DNS is serious business. Which is, arguably, another word for "boring." For the longest time, it was called the "phonebook of the internet" — can you imagine anything less fun than a phonebook?
Thankfully, that metaphor is going away (just like phonebooks; when was the last time you saw one?) and DNS becoming more accepted as… what is DNS, exactly? We very much like Spotify's take on it as "a distributed, replicated database tailored for read-heavy loads."
But that still doesn't exactly tickle our fun receptors, if we're honest.
DNS is very much in line with most other technologies in its capabilities to be used creatively. And where's creativity, there's fun. (And where's fun, there can be profit. But that's a story for another time.)
DNS is capable of a lot of weird and delightful things. As summer slowly winds down, we thought we'd highlight a few of these lesser-known use cases for DNS, ranging from "it works, but why" to "it works but… wait, what?"
Most fun DNS tricks are done through dig. (And friends don't let friends use nslookup.) It's a great tool to learn for anyone working with networks.
We dig DNS, as demonstrated by Helga at our trip to VMWorld in San Francisco last year. (And, also demonstrated by the picture above, the tech media digs us.)
Sure, you can use your phone or a gasp actual calculator, but DNS? That's where the cool kids are!
The Information Sciences Institute at the University of Southern California maintains (at least as of this writing) a way to add, subtract, multiply, and divide using DNS:
dig 12.30.add.calc.postel.org @dns.postel.org +short
Which returns:
0.42.0.0
Use sub, mul, and div in place of add for other operations.
Sure, your Box (Dropbox, iCloud, Amazon EFS, <insert cloud storage name here>) is a great way to store files securely. Your computer crashes, they're still available.
But how about storing data in DNS? Maybe not the 6.3GB of videos from your phone, but surely a blog post would fit? Turns out: it does. And Ben Cox did just that.
(And if a DNS-based file system still isn't hipster enough for you, you can try PingFS. Yes, you can store data in echoes. Indeed, humanity's capacity for creativity is boundless.)
Most people somewhat familiar with DNS know the major record types like A/AAAA, CNAME, or MX. However, for our current purposes, let's take a closer look at the TXT record.
As the name suggests, TXT records store text. They can be used for verifying ownership of a domain or storing machine-readable data for automation.

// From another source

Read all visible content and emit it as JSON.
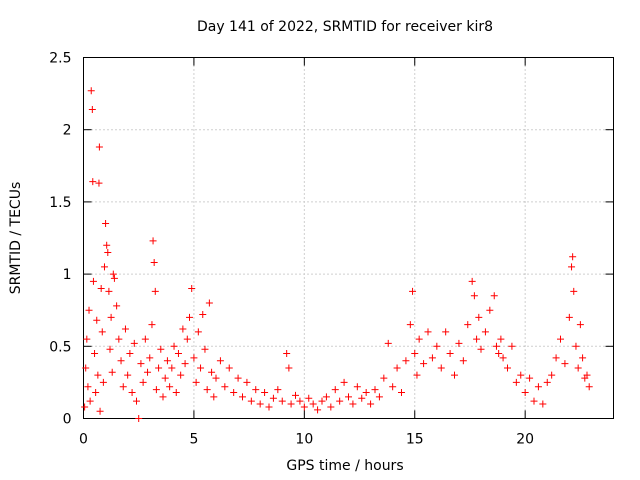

But that's not all that much fun, is it?
A more entertaining (or, if you live in a country with strict censorship, downright liberating, as it circumvented deliberate DNS poisoning by the government) way to use TXT records was when David Leadbeater used TXT records to store Wikipedia pages in 2008.
That project isn't available any longer, nor is another fun experiment of reading Twitter through TXT records, but the technology is still there to use, as demonstrated by Breanne Boland:
dig txt X.maybethiscould.work
(Where X is a number between 1 and 50.)
For all its fun, there are a few limitations for full artistic expression via TXT records, including their unordered nature. But there's an app another record type for that!
When the IETF standardized NAPTR records, they most likely did not do it to allow ASCII art to be stored in DNS. But, since it allows for the order of text to maintain its structure, it does:
dig @208.67.222.222 -t naptr eff.org
This is but a taste of the creativity DNS allows us to express. There's a lot more. And if you're up to it, maybe yours can be a new one on our favorites list.